How to check if a char is valid in C++

Question 1

Utf8 is just a nice way of encoding characters and has a very clearly defined structure, so fundamentally it is reasonably simple to read a chunk of memory and validate it contains utf8. Mostly this consists of verifying that certain bit patterns do NOT occur, such as C0, C1, F5 to FF. (depending on position)

It is reasonably simple in C (sorry, dont speak python) to code something that is a simple fopen/fread and check the bit patterns of each byte, although i would recommend finding some code to cut/paste ( eg http://utfcpp.sourceforge.net/ but i havent used these exact routines) as there are some caveats and special cases to handle. Just treat the input bytes as unsigned char and bitmask them directly. I would paste what I use, but not in office.

A C program will rapidly become IO bound, so suggestions about IO will then apply if you want ultimate performance, however direct byte inspection like this will be hard to beat in performance if you do it right. Utf8 is nice in that you can find boundaries even if you start in the middle of the file, so this leads nicely to parallel algorithms.

If you build you own, watch for BOM masks that might appear at start of some files.

Links

http://en.wikipedia.org/wiki/UTF-8 nice clear overview with table showing valid bit patterns.

https://www.rfc-editor.org/rfc/rfc3629 the rfc describing utf8

http://www.unicode.org/ homepage for unicode consortitum.

Question 2

Your best bet according to me is parallilize. If you can parallelize the cleaning and clean many contents simoultaneously then the process will be more efficient. I'd look into a framework for parallelization e.g. mapreduce where you can multithread the task.

Question 3

I would look at memory mapped files. This is something in the Microsoft world, not sure if it exists in unix etc., but likely would.

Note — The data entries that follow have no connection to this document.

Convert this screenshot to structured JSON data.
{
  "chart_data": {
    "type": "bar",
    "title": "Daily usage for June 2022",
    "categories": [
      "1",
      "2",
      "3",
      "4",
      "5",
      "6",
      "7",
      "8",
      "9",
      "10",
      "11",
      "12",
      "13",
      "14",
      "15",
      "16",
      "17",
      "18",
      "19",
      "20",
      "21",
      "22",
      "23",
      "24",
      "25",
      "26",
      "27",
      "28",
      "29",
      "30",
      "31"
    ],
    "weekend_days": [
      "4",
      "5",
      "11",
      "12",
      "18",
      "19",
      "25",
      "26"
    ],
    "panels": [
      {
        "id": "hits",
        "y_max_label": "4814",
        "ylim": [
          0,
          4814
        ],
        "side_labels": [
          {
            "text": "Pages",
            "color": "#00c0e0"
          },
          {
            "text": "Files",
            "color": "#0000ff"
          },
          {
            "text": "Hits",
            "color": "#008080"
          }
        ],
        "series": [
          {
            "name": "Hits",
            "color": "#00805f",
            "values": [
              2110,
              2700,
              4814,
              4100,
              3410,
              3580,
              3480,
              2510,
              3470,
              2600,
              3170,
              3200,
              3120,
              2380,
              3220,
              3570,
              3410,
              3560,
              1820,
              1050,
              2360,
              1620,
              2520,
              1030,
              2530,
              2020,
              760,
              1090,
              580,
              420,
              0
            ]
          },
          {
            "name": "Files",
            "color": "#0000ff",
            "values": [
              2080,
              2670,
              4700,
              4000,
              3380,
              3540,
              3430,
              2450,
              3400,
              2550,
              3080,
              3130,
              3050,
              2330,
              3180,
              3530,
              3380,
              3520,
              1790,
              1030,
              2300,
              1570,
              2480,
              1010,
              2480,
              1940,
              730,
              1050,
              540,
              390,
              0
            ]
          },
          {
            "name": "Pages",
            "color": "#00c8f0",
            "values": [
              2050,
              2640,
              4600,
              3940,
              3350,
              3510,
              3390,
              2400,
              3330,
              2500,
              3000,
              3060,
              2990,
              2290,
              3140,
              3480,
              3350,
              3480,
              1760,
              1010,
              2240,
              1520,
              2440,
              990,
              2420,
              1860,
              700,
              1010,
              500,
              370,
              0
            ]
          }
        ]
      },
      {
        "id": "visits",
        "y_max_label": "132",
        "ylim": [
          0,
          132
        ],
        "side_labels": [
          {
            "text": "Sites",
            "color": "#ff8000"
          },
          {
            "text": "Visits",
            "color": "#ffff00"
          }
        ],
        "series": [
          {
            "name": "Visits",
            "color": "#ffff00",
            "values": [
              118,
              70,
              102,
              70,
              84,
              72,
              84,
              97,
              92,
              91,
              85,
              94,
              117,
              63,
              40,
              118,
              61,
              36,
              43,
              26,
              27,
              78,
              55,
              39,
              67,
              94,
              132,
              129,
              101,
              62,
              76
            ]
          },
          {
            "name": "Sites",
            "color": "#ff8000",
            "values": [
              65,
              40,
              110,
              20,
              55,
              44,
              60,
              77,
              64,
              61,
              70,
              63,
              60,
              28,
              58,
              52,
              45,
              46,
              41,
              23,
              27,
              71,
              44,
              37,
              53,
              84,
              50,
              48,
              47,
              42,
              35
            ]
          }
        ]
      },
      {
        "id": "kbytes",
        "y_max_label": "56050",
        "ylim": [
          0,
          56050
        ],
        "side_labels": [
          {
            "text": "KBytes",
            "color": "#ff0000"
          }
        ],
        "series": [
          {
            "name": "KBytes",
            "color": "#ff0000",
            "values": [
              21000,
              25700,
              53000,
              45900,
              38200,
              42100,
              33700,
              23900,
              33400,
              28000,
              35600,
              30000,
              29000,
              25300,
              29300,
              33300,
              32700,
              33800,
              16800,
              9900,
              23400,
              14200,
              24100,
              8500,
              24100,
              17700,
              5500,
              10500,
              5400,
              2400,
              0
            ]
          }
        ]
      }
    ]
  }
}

Basically you open the file and point the OS at it and it loads the file (or a chunk of it) into memory which you can then access using a pointer array. For a 100 GB file, you could load perhaps 1GB at a time, process and then write to a memory mapped output file.

http://msdn.microsoft.com/en-us/library/windows/desktop/aa366556(v=vs.85).aspx

http://msdn.microsoft.com/en-us/library/windows/desktop/aa366542(v=vs.85).aspx

This should I would think be the fastest way to perform big I/O, but you would need to test in order to say for sure.

HTH, good luck!

Question 4

Unix/Linux and any other POSIX-compliant OSs support memory map(mmap) toow.